The season didn't exactly turn out as expected -- and to get the real, even better story, she came up with a new game plan.

"I found you can't just sashay in just because you happen to be this director from Los Angeles," she says. "Nobody cares. In order to get them to trust you, you've just got to be yourself and you have to live with them." So she ended up spending six months with the players, hanging out at neighborhood barbecues, yelling at kids to get to class, becoming for many of them an unofficial auntie.

The effort paid off. The resulting film she and Tor created, City Lax: An Urban Lacrosse Story (a trailer for which can be seen below), recently won best documentary at the Sonoma International Film Festival and has drawn accolades form the likes of Morgan Spurlock. Now a version of it is slated to be shown on ESPN, possibly in the next few days to coincide with the NCAA lacrosse championships that begin on May 28.

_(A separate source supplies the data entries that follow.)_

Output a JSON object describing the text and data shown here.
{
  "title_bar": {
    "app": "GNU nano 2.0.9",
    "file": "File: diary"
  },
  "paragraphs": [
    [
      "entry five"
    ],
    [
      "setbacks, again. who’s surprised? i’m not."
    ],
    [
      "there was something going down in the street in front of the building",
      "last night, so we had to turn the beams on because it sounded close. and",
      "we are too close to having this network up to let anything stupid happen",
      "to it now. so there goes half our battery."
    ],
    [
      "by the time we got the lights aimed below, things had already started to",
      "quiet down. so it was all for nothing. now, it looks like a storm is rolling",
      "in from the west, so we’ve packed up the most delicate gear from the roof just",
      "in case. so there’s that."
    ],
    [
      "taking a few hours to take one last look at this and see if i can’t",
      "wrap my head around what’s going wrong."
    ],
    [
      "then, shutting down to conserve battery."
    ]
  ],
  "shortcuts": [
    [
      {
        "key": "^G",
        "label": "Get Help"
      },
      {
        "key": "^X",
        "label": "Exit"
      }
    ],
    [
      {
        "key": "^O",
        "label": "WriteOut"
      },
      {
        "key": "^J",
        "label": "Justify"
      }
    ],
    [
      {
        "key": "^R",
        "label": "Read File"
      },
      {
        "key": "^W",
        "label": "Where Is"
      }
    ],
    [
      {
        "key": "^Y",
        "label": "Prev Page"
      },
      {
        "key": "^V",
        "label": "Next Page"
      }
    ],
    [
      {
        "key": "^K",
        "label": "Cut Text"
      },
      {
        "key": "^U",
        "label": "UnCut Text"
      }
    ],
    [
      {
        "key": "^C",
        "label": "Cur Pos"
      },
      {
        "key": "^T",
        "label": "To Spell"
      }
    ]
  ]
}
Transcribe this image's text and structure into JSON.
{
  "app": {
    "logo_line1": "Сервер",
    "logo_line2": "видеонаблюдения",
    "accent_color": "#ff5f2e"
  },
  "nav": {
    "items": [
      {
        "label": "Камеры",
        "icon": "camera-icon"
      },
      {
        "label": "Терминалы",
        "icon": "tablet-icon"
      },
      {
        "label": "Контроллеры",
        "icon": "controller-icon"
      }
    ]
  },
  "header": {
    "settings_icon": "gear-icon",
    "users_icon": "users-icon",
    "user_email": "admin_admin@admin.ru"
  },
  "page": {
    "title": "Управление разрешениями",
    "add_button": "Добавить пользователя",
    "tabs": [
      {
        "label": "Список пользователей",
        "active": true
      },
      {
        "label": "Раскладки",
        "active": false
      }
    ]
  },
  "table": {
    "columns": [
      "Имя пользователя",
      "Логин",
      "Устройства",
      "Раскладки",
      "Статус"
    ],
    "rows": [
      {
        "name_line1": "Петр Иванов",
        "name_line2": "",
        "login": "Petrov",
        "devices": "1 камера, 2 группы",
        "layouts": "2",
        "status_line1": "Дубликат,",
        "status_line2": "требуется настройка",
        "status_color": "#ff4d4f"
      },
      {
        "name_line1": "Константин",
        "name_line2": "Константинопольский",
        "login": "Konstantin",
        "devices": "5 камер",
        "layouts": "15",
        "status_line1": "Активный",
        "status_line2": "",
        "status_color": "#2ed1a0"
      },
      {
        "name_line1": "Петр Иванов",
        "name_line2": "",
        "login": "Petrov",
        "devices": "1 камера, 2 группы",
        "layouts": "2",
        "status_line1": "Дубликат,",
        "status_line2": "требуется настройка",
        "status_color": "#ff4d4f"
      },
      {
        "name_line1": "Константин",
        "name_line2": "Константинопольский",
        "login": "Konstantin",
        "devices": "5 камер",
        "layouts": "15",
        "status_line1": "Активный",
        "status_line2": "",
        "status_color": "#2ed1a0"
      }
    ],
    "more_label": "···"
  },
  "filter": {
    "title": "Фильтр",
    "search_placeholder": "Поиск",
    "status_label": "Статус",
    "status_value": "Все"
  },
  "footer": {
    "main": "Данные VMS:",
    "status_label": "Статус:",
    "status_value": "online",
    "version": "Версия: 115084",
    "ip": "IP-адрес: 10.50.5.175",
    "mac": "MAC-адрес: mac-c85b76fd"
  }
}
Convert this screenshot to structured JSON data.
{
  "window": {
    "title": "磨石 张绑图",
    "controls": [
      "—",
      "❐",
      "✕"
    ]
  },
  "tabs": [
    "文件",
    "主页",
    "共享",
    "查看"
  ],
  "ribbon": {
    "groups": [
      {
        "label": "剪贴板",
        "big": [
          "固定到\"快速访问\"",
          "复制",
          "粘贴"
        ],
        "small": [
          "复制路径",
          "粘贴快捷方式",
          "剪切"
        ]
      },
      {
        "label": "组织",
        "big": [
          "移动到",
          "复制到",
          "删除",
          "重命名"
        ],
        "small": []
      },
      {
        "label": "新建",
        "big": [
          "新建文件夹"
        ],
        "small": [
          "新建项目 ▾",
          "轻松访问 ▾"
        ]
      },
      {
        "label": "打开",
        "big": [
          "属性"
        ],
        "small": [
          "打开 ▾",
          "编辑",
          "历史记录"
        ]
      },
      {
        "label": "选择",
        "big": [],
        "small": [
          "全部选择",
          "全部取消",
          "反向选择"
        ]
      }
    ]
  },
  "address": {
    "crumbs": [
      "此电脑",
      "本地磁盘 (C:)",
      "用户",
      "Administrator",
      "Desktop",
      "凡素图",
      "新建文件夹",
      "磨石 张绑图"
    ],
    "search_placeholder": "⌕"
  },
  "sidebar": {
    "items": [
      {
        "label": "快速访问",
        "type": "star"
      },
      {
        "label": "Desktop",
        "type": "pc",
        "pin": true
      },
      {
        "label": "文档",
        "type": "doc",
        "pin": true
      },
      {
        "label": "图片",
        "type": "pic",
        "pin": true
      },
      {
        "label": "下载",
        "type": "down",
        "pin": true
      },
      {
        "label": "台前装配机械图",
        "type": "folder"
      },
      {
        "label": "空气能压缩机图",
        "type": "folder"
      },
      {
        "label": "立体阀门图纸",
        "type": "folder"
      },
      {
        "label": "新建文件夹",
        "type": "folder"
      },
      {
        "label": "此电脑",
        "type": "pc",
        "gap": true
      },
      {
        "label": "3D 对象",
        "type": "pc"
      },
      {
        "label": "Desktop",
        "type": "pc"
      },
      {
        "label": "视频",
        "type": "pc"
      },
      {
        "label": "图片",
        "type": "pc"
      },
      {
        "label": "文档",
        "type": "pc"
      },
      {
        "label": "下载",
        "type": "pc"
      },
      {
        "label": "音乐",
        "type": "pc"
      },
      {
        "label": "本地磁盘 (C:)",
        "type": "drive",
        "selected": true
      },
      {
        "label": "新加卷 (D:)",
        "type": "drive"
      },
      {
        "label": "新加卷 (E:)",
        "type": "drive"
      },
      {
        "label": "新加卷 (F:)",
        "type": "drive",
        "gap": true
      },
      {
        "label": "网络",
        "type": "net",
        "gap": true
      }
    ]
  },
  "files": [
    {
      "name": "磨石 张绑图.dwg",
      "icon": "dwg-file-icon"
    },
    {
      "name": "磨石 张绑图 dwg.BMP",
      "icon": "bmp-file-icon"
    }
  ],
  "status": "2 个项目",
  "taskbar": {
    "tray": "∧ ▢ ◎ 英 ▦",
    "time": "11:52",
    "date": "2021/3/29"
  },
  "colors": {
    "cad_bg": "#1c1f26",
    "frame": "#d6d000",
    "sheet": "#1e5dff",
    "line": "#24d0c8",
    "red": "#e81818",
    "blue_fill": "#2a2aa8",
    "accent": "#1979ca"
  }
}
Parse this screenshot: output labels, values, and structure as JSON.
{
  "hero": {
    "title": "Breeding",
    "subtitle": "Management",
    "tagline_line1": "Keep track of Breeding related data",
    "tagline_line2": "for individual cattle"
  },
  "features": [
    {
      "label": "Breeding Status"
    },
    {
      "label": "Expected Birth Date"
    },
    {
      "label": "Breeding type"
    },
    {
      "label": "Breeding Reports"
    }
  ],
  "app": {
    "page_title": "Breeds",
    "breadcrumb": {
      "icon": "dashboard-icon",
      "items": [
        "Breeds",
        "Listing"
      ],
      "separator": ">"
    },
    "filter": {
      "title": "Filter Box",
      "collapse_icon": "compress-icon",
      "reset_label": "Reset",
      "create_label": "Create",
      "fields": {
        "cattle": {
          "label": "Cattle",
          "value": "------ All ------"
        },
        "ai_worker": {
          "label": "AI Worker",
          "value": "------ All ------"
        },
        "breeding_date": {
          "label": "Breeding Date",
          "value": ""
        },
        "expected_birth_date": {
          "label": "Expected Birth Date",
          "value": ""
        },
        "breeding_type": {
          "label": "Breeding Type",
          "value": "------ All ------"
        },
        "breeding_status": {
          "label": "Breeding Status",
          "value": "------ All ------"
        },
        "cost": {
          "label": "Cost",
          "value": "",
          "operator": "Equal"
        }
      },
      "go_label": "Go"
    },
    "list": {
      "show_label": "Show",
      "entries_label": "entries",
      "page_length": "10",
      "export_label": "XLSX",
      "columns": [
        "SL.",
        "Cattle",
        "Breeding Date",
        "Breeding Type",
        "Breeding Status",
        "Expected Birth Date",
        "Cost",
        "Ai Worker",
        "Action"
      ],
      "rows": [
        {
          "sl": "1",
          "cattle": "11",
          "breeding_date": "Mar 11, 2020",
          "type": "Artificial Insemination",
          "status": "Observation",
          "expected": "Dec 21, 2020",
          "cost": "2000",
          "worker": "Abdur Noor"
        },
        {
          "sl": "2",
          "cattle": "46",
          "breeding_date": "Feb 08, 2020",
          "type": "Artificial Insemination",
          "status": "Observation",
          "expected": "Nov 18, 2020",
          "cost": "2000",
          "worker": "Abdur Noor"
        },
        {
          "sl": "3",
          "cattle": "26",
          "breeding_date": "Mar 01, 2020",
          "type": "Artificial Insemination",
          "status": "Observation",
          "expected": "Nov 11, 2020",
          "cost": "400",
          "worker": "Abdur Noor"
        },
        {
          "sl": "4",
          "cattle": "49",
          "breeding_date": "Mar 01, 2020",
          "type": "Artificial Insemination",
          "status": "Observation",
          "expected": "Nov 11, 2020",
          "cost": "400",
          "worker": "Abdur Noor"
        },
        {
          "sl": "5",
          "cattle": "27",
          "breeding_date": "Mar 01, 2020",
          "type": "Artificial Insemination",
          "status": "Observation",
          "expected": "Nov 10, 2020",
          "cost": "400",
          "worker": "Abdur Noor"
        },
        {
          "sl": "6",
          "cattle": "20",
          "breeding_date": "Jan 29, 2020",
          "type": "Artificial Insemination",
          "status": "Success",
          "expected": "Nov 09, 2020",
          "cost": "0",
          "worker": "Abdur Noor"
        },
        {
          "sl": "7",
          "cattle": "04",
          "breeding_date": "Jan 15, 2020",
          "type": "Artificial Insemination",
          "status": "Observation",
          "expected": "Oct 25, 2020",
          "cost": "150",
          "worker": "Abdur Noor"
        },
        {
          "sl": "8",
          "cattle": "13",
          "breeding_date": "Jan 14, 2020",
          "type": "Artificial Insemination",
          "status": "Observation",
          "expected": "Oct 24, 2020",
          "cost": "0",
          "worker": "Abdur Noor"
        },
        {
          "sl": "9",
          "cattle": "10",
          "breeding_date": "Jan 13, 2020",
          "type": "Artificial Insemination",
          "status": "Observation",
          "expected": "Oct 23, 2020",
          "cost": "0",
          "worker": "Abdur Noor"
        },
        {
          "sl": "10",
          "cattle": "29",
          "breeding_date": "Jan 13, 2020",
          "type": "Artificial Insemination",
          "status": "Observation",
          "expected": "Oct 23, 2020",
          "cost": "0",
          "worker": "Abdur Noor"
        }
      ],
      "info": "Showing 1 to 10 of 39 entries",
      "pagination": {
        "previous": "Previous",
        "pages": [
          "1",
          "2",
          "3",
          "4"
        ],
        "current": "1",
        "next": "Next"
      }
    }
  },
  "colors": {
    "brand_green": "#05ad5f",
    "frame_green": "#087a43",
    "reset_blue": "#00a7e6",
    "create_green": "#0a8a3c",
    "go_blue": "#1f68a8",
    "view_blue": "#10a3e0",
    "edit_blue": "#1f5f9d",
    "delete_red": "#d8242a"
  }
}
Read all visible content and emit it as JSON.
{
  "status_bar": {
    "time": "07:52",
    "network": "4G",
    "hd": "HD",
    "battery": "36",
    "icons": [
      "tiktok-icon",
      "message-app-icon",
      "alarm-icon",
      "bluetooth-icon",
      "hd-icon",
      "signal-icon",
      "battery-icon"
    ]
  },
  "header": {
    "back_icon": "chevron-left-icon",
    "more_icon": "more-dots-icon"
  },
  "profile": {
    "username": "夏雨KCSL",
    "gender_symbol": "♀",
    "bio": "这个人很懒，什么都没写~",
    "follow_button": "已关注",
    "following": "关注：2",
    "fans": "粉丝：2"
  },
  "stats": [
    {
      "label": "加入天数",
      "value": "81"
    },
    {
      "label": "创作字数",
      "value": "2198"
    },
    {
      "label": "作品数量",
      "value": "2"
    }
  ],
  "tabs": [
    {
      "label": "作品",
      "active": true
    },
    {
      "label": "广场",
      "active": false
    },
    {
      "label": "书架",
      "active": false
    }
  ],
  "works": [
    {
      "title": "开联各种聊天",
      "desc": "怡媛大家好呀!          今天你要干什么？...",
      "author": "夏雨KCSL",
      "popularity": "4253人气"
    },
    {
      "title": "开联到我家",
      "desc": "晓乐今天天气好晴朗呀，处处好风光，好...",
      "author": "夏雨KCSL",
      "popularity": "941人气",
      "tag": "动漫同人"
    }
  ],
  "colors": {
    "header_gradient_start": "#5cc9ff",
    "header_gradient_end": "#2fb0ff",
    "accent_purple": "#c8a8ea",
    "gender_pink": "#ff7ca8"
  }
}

The key to the film, she says now, was the way the kids opened up on camera, talking with brutal honesty about themselves, their lives and their many challenges. "It's amazing how in touch they are with what they are going through," says Gabriela. "I realized the story is telling itself, and I am just a bystander."

When all was said and done, that bystander had 400 hours of footage, material that took her nine months to distill down into the final film. She says the process of making the documentary, her first independent, feature-length film, was life changing -- and she hopes it will touch others in the same way.

"The long, sad story of documentaries is you are not going to make money," she says. "But what you can do is inspire people. That's why I hope for as many people to see it as possible, and be inspired to be a part of some kid's life."

To help people do that, the Denver premier of City Lax will be shown in August at the Paramount Theatre, with proceeds going to KNUW Seeds, a nonprofit youth organization founded by Erik Myhren, as well as to a much-needed school scholarship for Jaden Franklin, one of the stars of the film. If that's too long to wait, copies of the movie can also be purchased from the City Lax website.

Hoosiers and Bad News Bears, eat your heart out.